Aubrey Plaza’s latest project, Ingrid Goes West, a comedy-drama directed by Matt Spicer, hit theaters Aug. 11 to relatively mixed reviews. The film premiered at Sundance Film Festival in January where Neon acquired the distribution rights to the film.
The story begins when “Ingrid Thorburn” (Plaza) attacks a bride at her wedding in what is clearly a mental breakdown. In a quick expository montage, we see Ingrid go to a mental institution, recover, live at home alone, spend ample time on social media, and then learn that she has inherited a large sum of money from her recently deceased mother.
Then Ingrid goes west! In a desperate need to make a human connection, Ingrid packs up her things, cashes her check and heads to Los Angeles searching for a new life and a new friend, “Taylor Sloane” (Elizabeth Olsen). Ingrid deeply envies Taylor’s glamorous lifestyle as she displays it on Instagram. The rest of the movie follows the girls’ complicated friendship.
Overall, the cast delivers as best they can for the roles they were given. Plaza proves herself as a champion crier, and Olsen demonstrates a cold side she rarely taps into on screen.

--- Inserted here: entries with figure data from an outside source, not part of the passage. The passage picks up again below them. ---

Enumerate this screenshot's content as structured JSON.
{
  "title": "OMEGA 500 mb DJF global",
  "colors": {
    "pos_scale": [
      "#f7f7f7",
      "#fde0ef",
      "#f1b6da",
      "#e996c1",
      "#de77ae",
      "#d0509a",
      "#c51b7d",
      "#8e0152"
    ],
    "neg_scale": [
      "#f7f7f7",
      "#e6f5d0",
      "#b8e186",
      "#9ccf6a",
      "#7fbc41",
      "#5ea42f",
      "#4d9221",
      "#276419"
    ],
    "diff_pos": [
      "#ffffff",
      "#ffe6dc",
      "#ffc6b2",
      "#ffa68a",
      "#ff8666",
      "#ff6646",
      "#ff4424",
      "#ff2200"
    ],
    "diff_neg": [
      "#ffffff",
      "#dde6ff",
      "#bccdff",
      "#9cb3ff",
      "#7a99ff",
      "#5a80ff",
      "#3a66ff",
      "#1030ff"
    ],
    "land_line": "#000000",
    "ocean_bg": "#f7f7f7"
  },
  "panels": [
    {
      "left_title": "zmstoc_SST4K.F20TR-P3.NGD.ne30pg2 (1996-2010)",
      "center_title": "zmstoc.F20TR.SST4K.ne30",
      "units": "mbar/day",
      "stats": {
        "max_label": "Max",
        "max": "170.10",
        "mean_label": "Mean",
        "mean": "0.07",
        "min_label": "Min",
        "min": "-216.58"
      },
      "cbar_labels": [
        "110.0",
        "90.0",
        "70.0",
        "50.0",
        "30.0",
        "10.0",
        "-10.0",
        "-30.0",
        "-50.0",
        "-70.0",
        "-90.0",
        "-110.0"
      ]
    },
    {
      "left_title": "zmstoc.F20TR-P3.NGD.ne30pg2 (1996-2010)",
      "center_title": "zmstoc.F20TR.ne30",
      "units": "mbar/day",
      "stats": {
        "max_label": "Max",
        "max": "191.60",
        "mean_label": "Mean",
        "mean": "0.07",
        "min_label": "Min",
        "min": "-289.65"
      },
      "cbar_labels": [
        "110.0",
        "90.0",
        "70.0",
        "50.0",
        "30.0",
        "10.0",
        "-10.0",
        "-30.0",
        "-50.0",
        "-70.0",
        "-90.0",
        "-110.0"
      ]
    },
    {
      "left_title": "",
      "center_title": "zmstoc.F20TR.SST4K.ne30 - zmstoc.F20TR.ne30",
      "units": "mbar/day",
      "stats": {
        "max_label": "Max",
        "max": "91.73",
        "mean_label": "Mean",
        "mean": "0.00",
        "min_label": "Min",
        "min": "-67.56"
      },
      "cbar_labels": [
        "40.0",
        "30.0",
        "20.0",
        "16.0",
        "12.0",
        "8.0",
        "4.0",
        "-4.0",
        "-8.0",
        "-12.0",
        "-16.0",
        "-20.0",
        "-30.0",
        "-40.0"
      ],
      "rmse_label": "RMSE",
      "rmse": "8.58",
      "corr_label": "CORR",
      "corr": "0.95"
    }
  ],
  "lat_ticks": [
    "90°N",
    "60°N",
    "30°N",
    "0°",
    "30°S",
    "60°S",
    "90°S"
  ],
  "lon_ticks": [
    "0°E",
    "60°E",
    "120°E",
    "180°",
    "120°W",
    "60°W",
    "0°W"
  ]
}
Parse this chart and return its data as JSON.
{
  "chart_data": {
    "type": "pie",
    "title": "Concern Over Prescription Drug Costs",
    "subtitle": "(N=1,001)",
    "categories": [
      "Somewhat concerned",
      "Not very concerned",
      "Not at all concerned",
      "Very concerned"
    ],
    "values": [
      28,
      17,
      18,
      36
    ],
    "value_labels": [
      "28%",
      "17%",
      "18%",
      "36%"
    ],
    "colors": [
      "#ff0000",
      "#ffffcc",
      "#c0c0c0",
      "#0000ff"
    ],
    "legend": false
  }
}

O’Shea Jackson Jr., who plays an aspiring screenwriter named “Dan,” gives the most charming performance of the ensemble.
Despite the funny performances and laughable moments in the first act, the movie, as a whole, fails to hold onto any central message or inkling of positivity. Stories do not exist to deliver good feelings or positive messages to the world, but the first half of the movie sets up a classic underdog story only to let the audience down with a finale too vague and cynical to decipher.
Ingrid Goes West might make you laugh, but your life will not be changed.